Par PAULO NOGUEIRA BATISTA JR.*
Les Brésiliens sont parmi les moins conscients du danger dans lequel se trouve le monde depuis l'invasion de l'Ukraine par la Russie en 2022
Les Brésiliens sont l'un des peuples les plus complaisants de la planète. Comme toutes les nations géantes, le Brésil est sujet à l'introversion. Nous n'accordons qu'une attention relative et sélective à ce qui se passe dans d'autres pays. En plus, nous avons de la chance. Nous vivons en Amérique du Sud, une région de paix, où la guerre n'a pas été vue depuis longtemps. Nous entretenons de bonnes relations avec tous nos voisins frontaliers sans exception. De plus, nous avons été raisonnablement préservés des effets destructeurs des deux guerres mondiales du XXe siècle. Pour toutes ces raisons, les Brésiliens sont parmi les moins conscients du danger dans lequel se trouve le monde depuis l'invasion de l'Ukraine par la Russie en 2022.
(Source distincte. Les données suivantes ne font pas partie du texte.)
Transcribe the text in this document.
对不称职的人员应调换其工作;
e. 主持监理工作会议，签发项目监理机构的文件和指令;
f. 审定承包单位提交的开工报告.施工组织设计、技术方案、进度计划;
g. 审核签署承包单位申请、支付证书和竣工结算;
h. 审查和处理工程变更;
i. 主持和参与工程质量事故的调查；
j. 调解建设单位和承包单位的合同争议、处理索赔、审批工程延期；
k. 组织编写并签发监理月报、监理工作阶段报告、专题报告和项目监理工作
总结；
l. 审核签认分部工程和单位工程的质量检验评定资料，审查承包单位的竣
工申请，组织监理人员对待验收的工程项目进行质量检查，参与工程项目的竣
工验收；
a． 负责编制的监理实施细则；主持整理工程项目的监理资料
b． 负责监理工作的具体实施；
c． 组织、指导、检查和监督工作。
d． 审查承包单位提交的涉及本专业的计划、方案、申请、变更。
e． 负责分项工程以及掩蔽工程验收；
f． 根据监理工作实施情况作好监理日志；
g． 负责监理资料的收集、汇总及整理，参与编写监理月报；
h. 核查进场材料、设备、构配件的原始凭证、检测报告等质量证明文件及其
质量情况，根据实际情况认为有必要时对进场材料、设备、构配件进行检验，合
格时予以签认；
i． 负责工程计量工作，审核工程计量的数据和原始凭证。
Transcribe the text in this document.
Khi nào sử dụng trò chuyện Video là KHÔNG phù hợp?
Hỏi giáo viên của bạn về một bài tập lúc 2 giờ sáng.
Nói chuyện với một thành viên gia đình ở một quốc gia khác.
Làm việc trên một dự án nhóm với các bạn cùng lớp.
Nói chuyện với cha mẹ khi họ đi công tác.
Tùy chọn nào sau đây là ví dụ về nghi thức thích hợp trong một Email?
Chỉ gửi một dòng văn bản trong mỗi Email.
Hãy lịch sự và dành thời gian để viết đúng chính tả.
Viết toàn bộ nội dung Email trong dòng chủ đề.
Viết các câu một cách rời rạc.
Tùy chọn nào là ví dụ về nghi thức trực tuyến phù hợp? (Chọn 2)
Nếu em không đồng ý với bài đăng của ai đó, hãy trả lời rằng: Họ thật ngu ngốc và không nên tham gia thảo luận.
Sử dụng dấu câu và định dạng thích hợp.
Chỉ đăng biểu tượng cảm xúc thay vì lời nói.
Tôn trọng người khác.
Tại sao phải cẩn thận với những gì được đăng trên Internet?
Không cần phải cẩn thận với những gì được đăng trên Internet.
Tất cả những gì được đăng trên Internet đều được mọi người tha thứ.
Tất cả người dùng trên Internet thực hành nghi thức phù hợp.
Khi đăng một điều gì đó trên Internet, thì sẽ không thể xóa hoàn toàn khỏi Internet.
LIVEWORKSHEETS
Et pourtant, les risques augmentent, même le risque extrême d'une guerre nucléaire. Le conflit en Ukraine implique, directement ou indirectement, les deux principales puissances nucléaires. La Russie directement. Les États-Unis mènent indirectement une guerre par procuration dans laquelle les Ukrainiens se battent et meurent pour eux. Pour les États-Unis, ce qui est en jeu n'est rien de moins que le prestige de leur hégémonie mondiale, remise en cause par l'invasion de l'Ukraine. La Russie, pour sa part, considère l'action de l'Occident en Ukraine et ailleurs comme une menace existentielle, et l'a dit ouvertement et à plusieurs reprises.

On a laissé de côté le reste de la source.